Bell peppers are a great way to accomplish this on keto (green is easy) because yellow and orange are sometimes troublesome to fit within your macros. Depending on the time of year and availability you can also find bell peppers in brown, white, lavender, and dark purple.
To read more about bell peppers and their variety of benefits, check out links below:
- Does a Bell Pepper Lose Vitamin C From Turning Yellow to Red? – Healthy Eating SFGate
- Which Bell Color Is The Healthiest? – Dove Med
- Eating The Rainbow: Why Eating a Variety of Fruits and Vegetables Is Important for Optimal Health – Food Revolution Network
Now, for some common questions:
How to make stuffed peppers:
- First, you’ll slice the tops off of your bell peppers and scoop out the seeds.
- Next, you’ll make your filling on the stovetop.
- After that, you’ll stuff the peppers with the filling and top with cheese.
- Transfer the peppers to the oven and bake until tender or until a fork easily pierces the side of the pepper.
What is in Keto Stuffed Peppers?
These have a meat mixture filling made with ground beef, olive oil, onions, garlic, diced tomatoes, Italian seasonings, and cauliflower rice. We also tucked in some cheese for good measure because cheese is so totally delicious. If you are dairy-free you can leave out the cheese.
Do I have to use a cast-iron skillet?
No, you can totally use a baking dish! Just be sure to choose one where all of the peppers touch so that they don’t tip over while baking.
Can I use ground chicken instead of beef?
Yes! Definitely. Feel free to swap any ground protein for the beef here. Turkey would also work great as would Italian sausage.
Can these be reheated?
Yes! These make a great meal-prep recipe. To reheat you’ll want to simply pop them in a 400° oven for about 10 minutes. The cheese will get nice and melty again, and let’s be honest. The cheese is the best part of any dish.
What is the nutritional information for these Keto Stuffed Peppers?

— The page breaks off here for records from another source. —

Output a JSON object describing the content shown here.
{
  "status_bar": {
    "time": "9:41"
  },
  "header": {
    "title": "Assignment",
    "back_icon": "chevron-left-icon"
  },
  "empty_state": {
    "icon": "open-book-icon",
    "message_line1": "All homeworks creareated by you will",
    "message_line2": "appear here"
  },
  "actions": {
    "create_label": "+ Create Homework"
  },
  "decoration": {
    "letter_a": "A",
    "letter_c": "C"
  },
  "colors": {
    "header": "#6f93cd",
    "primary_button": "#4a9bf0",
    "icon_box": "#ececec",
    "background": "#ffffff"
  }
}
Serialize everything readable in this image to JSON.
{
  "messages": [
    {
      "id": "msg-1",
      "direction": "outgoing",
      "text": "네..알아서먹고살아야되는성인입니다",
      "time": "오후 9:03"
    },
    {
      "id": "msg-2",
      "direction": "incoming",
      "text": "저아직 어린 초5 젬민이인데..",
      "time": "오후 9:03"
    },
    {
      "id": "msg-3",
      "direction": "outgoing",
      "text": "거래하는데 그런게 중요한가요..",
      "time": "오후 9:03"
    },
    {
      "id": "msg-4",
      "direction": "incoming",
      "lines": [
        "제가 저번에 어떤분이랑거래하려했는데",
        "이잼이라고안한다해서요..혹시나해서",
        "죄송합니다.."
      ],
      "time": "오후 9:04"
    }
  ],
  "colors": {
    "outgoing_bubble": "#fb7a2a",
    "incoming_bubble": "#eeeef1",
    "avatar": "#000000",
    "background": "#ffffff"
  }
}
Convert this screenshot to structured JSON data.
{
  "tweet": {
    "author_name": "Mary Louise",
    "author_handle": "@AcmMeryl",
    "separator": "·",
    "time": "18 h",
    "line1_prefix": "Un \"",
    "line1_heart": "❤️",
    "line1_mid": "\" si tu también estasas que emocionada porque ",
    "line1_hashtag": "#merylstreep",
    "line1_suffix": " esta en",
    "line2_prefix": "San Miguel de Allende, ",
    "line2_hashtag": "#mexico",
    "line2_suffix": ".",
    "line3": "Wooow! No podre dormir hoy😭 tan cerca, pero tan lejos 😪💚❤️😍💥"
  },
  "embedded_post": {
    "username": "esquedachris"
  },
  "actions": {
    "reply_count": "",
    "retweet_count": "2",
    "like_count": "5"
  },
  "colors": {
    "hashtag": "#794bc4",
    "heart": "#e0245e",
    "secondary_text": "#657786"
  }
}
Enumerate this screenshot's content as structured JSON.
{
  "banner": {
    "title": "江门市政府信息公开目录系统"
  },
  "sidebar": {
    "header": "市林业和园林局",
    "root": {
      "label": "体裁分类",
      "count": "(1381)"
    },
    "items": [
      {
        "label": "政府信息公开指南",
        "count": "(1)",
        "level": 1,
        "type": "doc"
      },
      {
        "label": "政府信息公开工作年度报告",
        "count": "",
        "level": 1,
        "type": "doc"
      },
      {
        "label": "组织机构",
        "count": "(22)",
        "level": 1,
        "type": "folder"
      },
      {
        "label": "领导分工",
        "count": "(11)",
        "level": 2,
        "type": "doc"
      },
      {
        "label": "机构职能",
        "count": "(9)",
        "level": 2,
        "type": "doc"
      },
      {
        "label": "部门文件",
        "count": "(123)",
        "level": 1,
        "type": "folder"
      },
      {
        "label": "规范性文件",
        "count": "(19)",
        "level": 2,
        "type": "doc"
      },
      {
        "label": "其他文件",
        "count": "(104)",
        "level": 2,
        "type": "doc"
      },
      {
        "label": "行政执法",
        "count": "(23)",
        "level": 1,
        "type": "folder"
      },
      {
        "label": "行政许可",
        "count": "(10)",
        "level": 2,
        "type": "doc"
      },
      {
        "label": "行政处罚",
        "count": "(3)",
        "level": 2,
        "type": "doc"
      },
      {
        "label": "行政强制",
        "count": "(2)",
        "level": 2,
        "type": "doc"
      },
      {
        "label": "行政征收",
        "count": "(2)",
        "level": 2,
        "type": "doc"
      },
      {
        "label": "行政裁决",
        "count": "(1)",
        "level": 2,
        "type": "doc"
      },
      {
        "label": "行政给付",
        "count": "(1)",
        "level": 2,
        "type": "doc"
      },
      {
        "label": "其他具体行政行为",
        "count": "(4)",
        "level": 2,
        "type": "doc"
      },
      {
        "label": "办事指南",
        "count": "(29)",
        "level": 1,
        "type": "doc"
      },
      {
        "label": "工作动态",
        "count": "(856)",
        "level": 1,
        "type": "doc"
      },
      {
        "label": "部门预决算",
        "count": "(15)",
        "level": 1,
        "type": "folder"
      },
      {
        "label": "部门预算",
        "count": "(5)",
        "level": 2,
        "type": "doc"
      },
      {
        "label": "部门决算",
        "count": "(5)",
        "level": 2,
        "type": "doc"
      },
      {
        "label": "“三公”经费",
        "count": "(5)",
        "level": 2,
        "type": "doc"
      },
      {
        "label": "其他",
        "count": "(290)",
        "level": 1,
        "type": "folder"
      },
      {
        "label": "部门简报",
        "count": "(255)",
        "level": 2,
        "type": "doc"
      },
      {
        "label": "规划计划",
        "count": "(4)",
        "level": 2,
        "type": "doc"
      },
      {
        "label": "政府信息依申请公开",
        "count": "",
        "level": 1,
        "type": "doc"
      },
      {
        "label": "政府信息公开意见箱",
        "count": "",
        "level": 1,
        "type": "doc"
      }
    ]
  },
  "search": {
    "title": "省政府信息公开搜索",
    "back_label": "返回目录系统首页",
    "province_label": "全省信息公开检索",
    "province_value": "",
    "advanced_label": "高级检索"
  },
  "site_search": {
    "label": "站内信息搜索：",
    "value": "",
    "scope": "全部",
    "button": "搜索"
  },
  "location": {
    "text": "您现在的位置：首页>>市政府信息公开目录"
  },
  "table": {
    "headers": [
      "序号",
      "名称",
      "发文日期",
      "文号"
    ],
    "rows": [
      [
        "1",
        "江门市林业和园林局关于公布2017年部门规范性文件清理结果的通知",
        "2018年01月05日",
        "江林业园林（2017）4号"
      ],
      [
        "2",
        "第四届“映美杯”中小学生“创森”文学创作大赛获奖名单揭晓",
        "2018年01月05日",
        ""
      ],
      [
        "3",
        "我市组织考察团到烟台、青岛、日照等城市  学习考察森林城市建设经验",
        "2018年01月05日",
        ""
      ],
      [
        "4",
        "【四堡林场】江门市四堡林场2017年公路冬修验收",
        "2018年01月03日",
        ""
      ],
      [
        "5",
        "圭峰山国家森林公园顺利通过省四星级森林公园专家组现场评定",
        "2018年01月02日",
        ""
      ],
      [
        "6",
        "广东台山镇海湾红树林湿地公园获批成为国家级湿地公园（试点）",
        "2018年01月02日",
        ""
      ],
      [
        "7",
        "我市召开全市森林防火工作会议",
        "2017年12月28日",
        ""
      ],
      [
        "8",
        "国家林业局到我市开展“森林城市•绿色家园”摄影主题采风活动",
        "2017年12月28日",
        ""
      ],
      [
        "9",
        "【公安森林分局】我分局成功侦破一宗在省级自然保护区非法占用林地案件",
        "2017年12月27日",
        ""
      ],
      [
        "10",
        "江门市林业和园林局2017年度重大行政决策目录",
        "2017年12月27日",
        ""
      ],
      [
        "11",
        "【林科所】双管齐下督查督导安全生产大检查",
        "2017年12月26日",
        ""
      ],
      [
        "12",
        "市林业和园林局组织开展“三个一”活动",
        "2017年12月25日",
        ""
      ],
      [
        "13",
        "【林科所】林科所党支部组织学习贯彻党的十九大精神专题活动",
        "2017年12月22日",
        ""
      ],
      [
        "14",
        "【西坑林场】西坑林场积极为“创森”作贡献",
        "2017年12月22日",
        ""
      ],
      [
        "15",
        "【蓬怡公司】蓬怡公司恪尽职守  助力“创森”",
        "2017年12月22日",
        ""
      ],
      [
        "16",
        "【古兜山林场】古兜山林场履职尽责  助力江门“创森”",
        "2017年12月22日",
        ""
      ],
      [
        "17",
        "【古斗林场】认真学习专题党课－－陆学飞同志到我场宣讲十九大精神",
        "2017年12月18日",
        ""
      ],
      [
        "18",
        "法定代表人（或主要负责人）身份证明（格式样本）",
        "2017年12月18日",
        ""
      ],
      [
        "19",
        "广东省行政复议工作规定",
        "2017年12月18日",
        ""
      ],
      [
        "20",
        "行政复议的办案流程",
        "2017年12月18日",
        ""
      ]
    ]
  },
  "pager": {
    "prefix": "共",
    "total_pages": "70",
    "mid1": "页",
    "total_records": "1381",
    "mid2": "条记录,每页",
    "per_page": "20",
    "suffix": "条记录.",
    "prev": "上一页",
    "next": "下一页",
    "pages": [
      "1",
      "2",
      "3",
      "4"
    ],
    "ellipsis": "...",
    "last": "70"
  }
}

As always, you can find the full nutritional breakdown including the carb count (total carbs and net carbs) at the bottom of the recipe card and you can find the serving size/yield at the top of the recipe card. You should always double-check your specific ingredients because different brand’s ingredients may have different values.
For this recipe, each pepper is 10g net carbs.
Keto Stuffed Peppers
- 1 teaspoon dried oregano
- 1 teaspoon paprika
- 1 teaspoon salt
- ¼ teaspoon pepper
- 2 tablespoons avocado oil
- 1 lb ground beef
- 1 medium onion chopped
- 3 cloves garlic minced
- 1 tablespoon tomato paste
- 1 14.5 oz can diced tomatoes
- 1.5 cups cauliflower rice
- 6 bell peppers tops and cores removed
- 1 cup shredded Monterey jack cheese
- Freshly chopped parsley for garnish
- Preheat oven to 400° F.
- Heat the oil in a large 10.5” skillet over medium high heat. Add the beef and spices to the skillet and brown for 5-7 minutes before adding in the onion and garlic. Cook another 4-5 minutes until the onion starts to soften.
- Add in the tomato paste, diced tomatoes, and cauliflower rice. Cook 5 minutes, then divide the mixture between the peppers and top with cheese.
- Wipe out the skillet then place the filled peppers in the skillet, cover and bake for 30 minutes, uncover and bake another 10 until the cheese is bubbly.
- Top with parsley and serve.
Nutritional values are estimates only and do not include carbs from sugar alcohols.